L'ordonnance entreprise sera donc infirmée et, la cour statuant à nouveau, il sera jugé que le GAEC n'est pas forclos et l'affaire sera renvoyée devant le juge-commissaire du tribunal de commerce de Coutances pour qu'il soit statué sur l'admission ou le rejet de la créance de l'appelant après qu'une décision irrévocable a été rendue sur l'action engagée le 14 octobre 2021 par le GAEC à l'encontre de la société Gazengel et de la SELARL [T] [S], ès qualités, devant le tribunal judiciaire de Coutances.
Il n'entre pas dans les pouvoirs de la cour d'enjoindre au juge-commissaire du tribunal de commerce de Coutances, auquel l'affaire sera renvoyée, de surseoir à statuer jusqu'à l'issue définitive de l'action engagée par le GAEC contre la société Gazengel.

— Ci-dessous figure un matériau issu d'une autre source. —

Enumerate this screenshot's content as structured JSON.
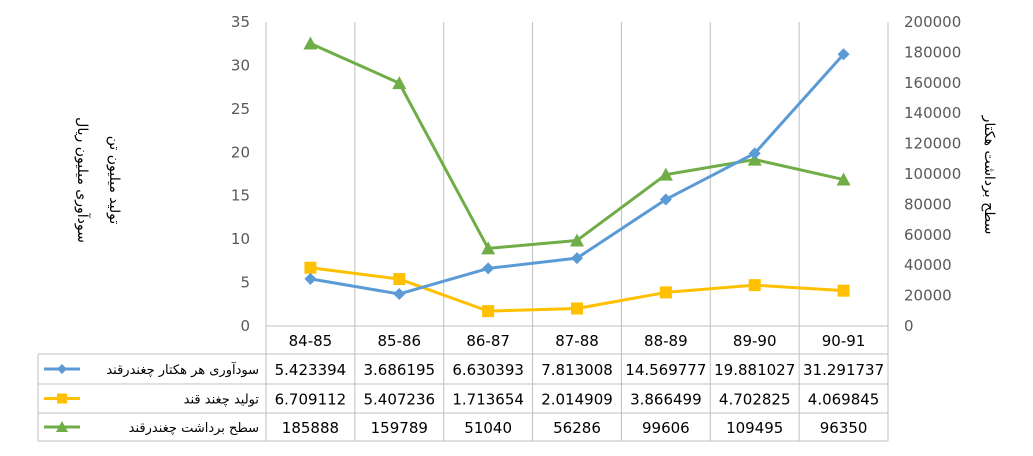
{
  "chart_data": {
    "type": "line",
    "categories": [
      "84-85",
      "85-86",
      "86-87",
      "87-88",
      "88-89",
      "89-90",
      "90-91"
    ],
    "y_left": {
      "label_line1": "سودآوری میلیون ریال",
      "label_line2": "تولید میلیون تن",
      "range": [
        0,
        35
      ],
      "ticks": [
        0,
        5,
        10,
        15,
        20,
        25,
        30,
        35
      ]
    },
    "y_right": {
      "label": "سطح برداشت هکتار",
      "range": [
        0,
        200000
      ],
      "ticks": [
        0,
        20000,
        40000,
        60000,
        80000,
        100000,
        120000,
        140000,
        160000,
        180000,
        200000
      ]
    },
    "grid": "vertical category lines",
    "legend_placement": "data table below chart",
    "series": [
      {
        "name": "سودآوری هر هکتار چغندرقند",
        "axis": "left",
        "color": "#5B9BD5",
        "marker": "diamond",
        "values": [
          5.423394,
          3.686195,
          6.630393,
          7.813008,
          14.569777,
          19.881027,
          31.291737
        ],
        "labels": [
          "5.423394",
          "3.686195",
          "6.630393",
          "7.813008",
          "14.569777",
          "19.881027",
          "31.291737"
        ]
      },
      {
        "name": "تولید چغند قند",
        "axis": "left",
        "color": "#FFC000",
        "marker": "square",
        "values": [
          6.709112,
          5.407236,
          1.713654,
          2.014909,
          3.866499,
          4.702825,
          4.069845
        ],
        "labels": [
          "6.709112",
          "5.407236",
          "1.713654",
          "2.014909",
          "3.866499",
          "4.702825",
          "4.069845"
        ]
      },
      {
        "name": "سطح برداشت چغندرقند",
        "axis": "right",
        "color": "#70AD47",
        "marker": "triangle",
        "values": [
          185888,
          159789,
          51040,
          56286,
          99606,
          109495,
          96350
        ],
        "labels": [
          "185888",
          "159789",
          "51040",
          "56286",
          "99606",
          "109495",
          "96350"
        ]
      }
    ]
  }
}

2. Sur les demandes accessoires
Les dispositions du jugement entrepris relatives aux frais irrépétibles et aux dépens de première instance, fondées sur une exacte appréciation, seront confirmées.
Les dépens d'appel seront employés en frais privilégiés de la procédure collective de la société Gazengel.
Il n'y a pas lieu de prononcer de condamnation sur le fondement de l'article 700 du code de procédure civile.
PAR CES MOTIFS
La cour, statuant publiquement, par arrêt contradictoire mis à disposition au greffe,
Infirme l'ordonnance entreprise en ses dispositions soumises à la cour sauf en ce qu'elle a rejeté la demande d'indemnité de procédure formée par la société Gazengel et son mandataire judiciaire ;
Statuant à nouveau du chef des dispositions infirmées et y ajoutant,
Dit que le GAEC de la Founauderie n'est pas forclos ;
Ordonne le renvoi de l'affaire devant le juge-commissaire du tribunal de commerce de Coutances pour qu'il soit statué sur l'admission ou le rejet de la créance du GAEC de la Founauderie ;
Confirme l'ordonnance entreprise en ce qu'elle a rejeté la demande d'indemnité de procédure formée par la société Gazengel et son mandataire judiciaire à l'encontre du GAEC de la Founauderie ;
Dit que les dépens d'appel seront employés en frais privilégiés de la procédure collective de la société Gazengel ;
Rejette les demandes formées sur le fondement de l'article 700 du code de procédure civile.